Machica Mochtar, seorang penyanyi era tahun 1990 akhirnya dapat bernafas lega. Bagaimana tidak, usahanya memperjuangkan nasib masa depan anaknya berhasil ia laksanakan. Mantan isteri sirri almarhum Moerdiono, mantan Mensesneg ini menjadi pemohon uji materil terhadap Pasal 43 ayat (1) Undang-Undang Nomor 1 Tahun 1974 Tentang Perkawinan ke Mahkamah Konstitusi.

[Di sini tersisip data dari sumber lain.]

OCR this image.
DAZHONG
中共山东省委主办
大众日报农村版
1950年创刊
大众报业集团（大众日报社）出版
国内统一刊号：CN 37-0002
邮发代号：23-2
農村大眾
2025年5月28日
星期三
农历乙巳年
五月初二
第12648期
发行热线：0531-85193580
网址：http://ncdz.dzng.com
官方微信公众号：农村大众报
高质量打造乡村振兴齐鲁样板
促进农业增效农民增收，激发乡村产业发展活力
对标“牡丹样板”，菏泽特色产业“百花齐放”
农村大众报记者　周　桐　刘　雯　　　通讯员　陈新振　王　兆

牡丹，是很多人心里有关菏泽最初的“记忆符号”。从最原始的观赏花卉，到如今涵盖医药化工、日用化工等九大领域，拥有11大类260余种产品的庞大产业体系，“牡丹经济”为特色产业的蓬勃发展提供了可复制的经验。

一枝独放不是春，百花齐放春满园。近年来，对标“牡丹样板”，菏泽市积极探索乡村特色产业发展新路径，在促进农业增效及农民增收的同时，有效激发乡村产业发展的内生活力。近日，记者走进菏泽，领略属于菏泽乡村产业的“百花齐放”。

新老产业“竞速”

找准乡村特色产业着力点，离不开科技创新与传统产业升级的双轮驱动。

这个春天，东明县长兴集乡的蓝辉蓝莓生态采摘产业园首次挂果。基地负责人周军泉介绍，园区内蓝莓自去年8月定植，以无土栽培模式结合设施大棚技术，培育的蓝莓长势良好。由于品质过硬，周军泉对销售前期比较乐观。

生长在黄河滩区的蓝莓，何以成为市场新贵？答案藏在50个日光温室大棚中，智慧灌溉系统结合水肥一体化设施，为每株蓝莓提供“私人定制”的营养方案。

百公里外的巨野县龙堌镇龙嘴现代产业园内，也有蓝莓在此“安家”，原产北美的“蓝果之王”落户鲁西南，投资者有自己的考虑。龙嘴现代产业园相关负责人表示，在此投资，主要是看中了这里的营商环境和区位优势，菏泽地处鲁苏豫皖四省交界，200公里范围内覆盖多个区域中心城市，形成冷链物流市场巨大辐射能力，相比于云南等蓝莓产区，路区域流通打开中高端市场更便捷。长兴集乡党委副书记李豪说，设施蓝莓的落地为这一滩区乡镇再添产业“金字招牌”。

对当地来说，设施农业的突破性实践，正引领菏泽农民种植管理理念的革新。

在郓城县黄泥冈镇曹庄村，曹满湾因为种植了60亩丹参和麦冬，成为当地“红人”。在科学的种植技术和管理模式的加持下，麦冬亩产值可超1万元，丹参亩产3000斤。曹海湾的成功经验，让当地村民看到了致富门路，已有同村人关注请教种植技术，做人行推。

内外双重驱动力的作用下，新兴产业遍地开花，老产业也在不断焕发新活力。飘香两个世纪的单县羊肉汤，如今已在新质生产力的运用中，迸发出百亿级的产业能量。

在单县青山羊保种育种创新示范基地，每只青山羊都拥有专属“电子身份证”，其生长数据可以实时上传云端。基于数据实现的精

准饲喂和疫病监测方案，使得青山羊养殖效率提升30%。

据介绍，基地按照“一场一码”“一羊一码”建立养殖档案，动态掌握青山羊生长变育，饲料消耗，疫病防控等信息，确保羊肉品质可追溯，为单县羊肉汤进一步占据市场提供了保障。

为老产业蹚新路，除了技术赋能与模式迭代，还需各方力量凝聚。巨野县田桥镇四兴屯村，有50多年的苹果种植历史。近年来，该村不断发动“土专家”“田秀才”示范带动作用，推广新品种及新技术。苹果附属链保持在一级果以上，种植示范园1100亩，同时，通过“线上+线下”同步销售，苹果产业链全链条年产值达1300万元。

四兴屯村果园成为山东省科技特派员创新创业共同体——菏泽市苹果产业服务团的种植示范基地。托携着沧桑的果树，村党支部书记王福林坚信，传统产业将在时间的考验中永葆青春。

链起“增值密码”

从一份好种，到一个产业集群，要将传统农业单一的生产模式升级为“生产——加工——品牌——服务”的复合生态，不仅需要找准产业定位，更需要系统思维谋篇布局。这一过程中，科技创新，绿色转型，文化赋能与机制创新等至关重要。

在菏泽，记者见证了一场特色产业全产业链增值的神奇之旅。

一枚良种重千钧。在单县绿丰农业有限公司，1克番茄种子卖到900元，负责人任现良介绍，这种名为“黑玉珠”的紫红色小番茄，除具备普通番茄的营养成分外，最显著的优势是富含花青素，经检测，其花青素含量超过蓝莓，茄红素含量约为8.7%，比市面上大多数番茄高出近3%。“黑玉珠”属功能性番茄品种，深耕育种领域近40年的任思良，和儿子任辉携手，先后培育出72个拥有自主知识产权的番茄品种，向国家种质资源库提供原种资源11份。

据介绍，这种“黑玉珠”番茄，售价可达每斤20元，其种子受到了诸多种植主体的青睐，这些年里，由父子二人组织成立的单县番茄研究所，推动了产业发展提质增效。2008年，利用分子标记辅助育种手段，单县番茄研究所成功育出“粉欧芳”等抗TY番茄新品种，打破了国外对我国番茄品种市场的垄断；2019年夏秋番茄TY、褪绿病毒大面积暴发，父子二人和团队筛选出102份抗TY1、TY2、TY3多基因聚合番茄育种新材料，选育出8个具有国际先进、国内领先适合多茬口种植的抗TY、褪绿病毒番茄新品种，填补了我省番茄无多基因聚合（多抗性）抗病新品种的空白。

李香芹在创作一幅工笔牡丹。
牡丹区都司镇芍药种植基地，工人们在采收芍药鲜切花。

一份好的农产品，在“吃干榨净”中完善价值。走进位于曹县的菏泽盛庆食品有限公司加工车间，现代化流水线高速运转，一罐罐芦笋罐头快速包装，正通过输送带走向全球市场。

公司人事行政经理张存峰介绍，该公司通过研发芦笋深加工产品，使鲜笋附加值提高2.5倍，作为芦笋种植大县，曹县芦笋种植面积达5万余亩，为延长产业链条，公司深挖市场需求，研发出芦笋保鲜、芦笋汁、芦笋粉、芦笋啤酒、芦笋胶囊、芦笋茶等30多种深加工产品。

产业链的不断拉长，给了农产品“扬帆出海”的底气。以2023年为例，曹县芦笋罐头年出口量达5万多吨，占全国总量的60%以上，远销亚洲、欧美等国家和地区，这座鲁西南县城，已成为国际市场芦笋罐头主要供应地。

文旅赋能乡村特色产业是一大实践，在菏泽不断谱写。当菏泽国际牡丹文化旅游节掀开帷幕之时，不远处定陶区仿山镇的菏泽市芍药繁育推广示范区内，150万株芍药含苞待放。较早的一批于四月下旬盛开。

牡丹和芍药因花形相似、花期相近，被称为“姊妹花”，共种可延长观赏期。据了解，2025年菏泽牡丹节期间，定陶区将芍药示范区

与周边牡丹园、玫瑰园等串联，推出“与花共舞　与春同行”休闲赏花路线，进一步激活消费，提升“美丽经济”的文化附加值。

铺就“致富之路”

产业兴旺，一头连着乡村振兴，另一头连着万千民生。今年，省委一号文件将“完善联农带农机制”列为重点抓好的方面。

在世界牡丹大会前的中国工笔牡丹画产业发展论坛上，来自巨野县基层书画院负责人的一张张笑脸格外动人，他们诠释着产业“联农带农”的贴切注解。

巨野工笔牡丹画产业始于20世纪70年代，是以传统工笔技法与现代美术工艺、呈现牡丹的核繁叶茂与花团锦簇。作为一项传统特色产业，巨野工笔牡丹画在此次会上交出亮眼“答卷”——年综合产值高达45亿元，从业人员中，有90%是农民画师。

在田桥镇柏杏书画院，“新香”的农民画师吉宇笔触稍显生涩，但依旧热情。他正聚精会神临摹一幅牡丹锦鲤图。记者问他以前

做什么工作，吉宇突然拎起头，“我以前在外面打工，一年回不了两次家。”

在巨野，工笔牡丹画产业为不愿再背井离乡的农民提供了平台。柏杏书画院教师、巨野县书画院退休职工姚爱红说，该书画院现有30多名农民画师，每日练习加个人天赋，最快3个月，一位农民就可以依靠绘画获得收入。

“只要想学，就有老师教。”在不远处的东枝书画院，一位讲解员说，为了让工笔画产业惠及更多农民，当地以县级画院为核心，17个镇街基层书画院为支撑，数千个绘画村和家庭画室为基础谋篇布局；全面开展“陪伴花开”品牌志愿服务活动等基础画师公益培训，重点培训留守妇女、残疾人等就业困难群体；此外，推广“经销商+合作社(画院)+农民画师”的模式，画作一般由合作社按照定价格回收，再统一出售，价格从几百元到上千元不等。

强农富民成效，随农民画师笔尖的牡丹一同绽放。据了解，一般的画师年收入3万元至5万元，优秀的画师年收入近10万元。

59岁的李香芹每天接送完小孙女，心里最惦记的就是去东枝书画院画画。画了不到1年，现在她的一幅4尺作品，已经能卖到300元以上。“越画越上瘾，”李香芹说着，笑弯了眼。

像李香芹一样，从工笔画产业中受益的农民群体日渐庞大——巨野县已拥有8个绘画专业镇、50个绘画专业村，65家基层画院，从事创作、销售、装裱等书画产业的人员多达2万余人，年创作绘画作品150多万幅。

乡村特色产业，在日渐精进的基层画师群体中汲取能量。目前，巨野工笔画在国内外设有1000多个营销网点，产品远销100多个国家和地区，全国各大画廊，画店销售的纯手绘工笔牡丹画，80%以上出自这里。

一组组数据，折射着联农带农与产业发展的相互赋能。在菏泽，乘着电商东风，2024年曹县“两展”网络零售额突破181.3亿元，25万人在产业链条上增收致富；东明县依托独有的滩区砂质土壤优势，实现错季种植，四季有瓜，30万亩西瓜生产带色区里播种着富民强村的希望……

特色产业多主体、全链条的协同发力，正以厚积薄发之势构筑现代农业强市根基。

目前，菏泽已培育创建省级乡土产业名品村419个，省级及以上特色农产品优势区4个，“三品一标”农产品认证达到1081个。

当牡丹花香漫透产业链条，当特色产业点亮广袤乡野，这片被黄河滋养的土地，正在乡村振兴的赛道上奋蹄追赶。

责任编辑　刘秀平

Kisah perkawinan sirri antara Machica dan Moerdiono terjadi pada 20 Desember 1993. Dari hubungan mereka membuahkan seorang anak bernama M. Iqbal Ramadhan. Kelahiran sang buah hati tidak dikuti dengan pemenuhan hak-hak perdata seperti uang bulanan sebagai nafkah hidup dan biaya sekolah oleh sang ayah. Begitu pula keluarga Moerdiono menyatakan tidak mengakui Iqbal sebagai bagian dari keluarga mereka. Hal ini yang membuat Machica terpaksa memperkarakan hal ini ke meja hijau demi masa depan sang anak.
Dalam Pasal 43 ayat (1) UU Perkawinan sebelum putusan MK menyatakan sebagai berikut: "Anak yang dilahirkan di luar perkawinan hanya mempunyai hubungan perdata dengan ibunya dan keluarga ibunya". Menurut pasal ini, Iqbal sebagai hasil dari perkawinan sirri, yang secara pasti tidak sah dan diakui oleh undang-undang, hanya memiliki hubungan perdata dengan Machica dan keluarganya. Sang ayah pun tidak dapat dituntut untuk memberikan nafkah baginya. Demikian kandungan hukum pasal tersebut.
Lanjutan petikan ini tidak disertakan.